The unstretched paintings began by accident.  I was in the studio and it was Sunday afternoon, too late to by a piece of plywood and I didn’t have a stretcher, and by a process I’ve forgotten I persuaded myself to work on a scrap of canvas, it would be the first time ever or something that I’d worked on a shape I’d not chosen or determined.  I’d use the scrap as it was.  
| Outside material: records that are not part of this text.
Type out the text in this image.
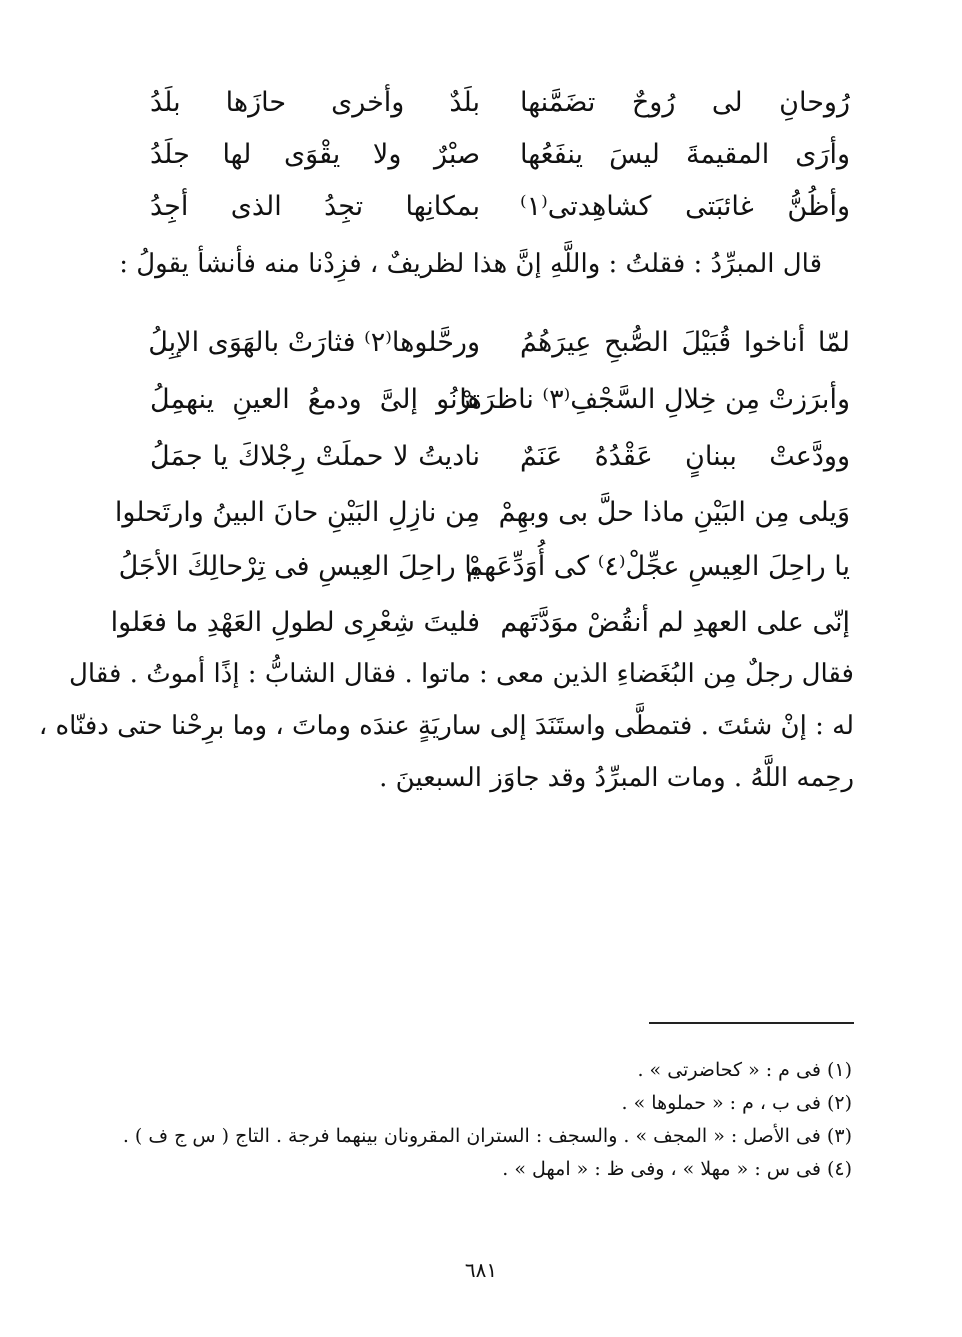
رُوحانِ لى رُوحٌ تضَمَّنها
بلَدٌ وأخرى حازَها بلَدُ
وأرَى المقيمةَ ليسَ ينفَعُها
صبْرٌ ولا يقْوَى لها جلَدُ
وأظُنُّ غائبَتى كشاهِدتى⁽١⁾
بمكانِها تجِدُ الذى أجِدُ
قال المبرِّدُ : فقلتُ : واللَّهِ إنَّ هذا لظريفٌ ، فزِدْنا منه فأنشأ يقولُ :
لمّا أناخوا قُبَيْلَ الصُّبحِ عِيرَهُمُ
ورحَّلوها⁽٢⁾ فثارَتْ بالهَوَى الإبِلُ
وأبرَزتْ مِن خِلالِ السَّجْفِ⁽٣⁾ ناظرَها
ترْنُو إلىَّ ودمعُ العينِ ينهمِلُ
وودَّعتْ ببنانٍ عَقْدُهُ عَنَمٌ
ناديتُ لا حملَتْ رِجْلاكَ يا جمَلُ
وَيلى مِن البَيْنِ ماذا حلَّ بى وبهِمْ
مِن نازِلِ البَيْنِ حانَ البينُ وارتَحلوا
يا راحِلَ العِيسِ عجِّلْ⁽٤⁾ كى أُوَدِّعَهمْ
يا راحِلَ العِيسِ فى تِرْحالِكَ الأجَلُ
إنّى على العهدِ لم أنقُضْ موَدَّتَهم
فليتَ شِعْرِى لطولِ العَهْدِ ما فعَلوا
فقال رجلٌ مِن البُغَضاءِ الذين معى : ماتوا . فقال الشابُّ : إذًا أموتُ . فقال
له : إنْ شئتَ . فتمطَّى واستَنَدَ إلى ساريَةٍ عندَه وماتَ ، وما برِحْنا حتى دفنّاه ،
رحِمه اللَّهُ . ومات المبرِّدُ وقد جاوَز السبعينَ .
(١) فى م : « كحاضرتى » .
(٢) فى ب ، م : « حملوها » .
(٣) فى الأصل : « المجف » . والسجف : الستران المقرونان بينهما فرجة . التاج ( س ج ف ) .
(٤) فى س : « مهلا » ، وفى ظ : « امهل » .
٦٨١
    I made nine of them.  In all of them I used what was there and responded to it.  Some of them seem to me to have a bias, in the shape of the scrap, towards certain kinds of movement (Snake, for instance.)  Others seem to me to have let me think about formlessness in a slightly different way than otherwise, because (as with Formlessness itself) the shape of the canvas is what it is.  Certainly it has a shape that one can describe (although everything is imprecise, so one would have to describe it minutely or broadly) but what does one see?  Unlike the case if it were a stretched rectangle, I don’t think I gave any thought to how the color was altering the shape it was in/on, as would be the case normally, but rather I think if anything I did the reverse.  I put the paint on looking for what shape there was, for once it was vague.  

    These paintings and other things I did and said around that time obliged me then to say what I’ll note here:  I’m interested in ‘formlessness’ as something which is not form, and I distinguish this from the ‘unformed,’ which implies a formlessness that is a condition on the way to final state of a form.